Back at NYU
I started talking and passing out the handouts. More and more students kept coming in and I, for some reason, kept stopping and asking who they were. One really broke my train of thought and I completely forgot what I was talking about.
It became very clear that I was driving the bus. Without my voice, there was only silence. And then, suddenly, there were 17 of them sitting there looking at me and I didn’t have enough handouts.
My brain whirled in this silence that was probably just five seconds, but felt like an eternity. Should I stop the class and send someone to go make copies? I wondered because I remember teachers doing that sometimes.
“If a few of you don’t mind sharing, that’d be great,” I said, pointing back up to the board where I had written my email address. “E-mail me and I’ll send you an electronic version.”
It was the truth and it seemed to satisfy them. I continued talking about the roles of an editor. What I was saying felt a little boring and I couldn’t really tell if I had their attention. Some of them were definitely with me. But I was a bit nervous and my jokes—yes, I made the one about “The Cutting Edge”—didn’t feel natural.
I breathed a sigh of relief when I started the movie and sat in the back of the room watching it over their shoulders. Afterward, I reminded them to buy the book and told them I’d see them next week. I left quickly, a bit shell-shocked. The whole thing had been a blur and I could really only remember the bad parts.

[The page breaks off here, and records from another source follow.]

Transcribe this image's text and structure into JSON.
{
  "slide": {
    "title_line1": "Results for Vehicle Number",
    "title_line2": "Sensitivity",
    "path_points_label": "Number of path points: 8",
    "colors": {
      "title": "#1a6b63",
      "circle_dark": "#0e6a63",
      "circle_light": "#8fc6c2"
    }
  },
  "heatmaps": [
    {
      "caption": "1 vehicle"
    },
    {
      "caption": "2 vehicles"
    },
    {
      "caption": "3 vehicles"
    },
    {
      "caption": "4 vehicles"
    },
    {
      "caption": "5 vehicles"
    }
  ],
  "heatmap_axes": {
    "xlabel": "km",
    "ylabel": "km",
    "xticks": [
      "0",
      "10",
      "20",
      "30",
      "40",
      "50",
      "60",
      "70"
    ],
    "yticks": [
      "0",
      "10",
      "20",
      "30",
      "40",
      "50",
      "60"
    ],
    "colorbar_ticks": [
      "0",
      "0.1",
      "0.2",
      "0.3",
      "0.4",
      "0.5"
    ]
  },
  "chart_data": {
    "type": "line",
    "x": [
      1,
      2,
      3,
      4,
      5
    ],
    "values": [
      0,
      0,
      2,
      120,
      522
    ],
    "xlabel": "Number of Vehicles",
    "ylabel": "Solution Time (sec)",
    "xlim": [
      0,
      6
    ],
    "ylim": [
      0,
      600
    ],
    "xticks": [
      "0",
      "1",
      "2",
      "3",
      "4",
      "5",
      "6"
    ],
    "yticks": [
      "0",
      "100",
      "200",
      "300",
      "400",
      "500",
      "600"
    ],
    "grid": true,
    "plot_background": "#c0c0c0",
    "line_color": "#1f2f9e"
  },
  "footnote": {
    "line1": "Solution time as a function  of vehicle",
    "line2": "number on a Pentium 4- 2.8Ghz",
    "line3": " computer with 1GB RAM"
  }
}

While before I had been dreading the second class because I thought I would sound canned or rehearsed if I was doing the same things again, now I was so thankful that there was a second class; I knew I could do better.
Two days later, I felt like a different person. I was ready for the awkward pre-class silence by bringing a crossword puzzle. I shouted out questions as the students entered. “Three letters—Richard Gere title role.” No one knew but they all played along. One of them looked up the answer on his iPhone. “Dr. T,” he told me.
After class many of them milled about asking me questions. I raced back to my edit room. All of this talking about editing had given me an idea structurally in the documentary I was cutting. Two birds with one stone.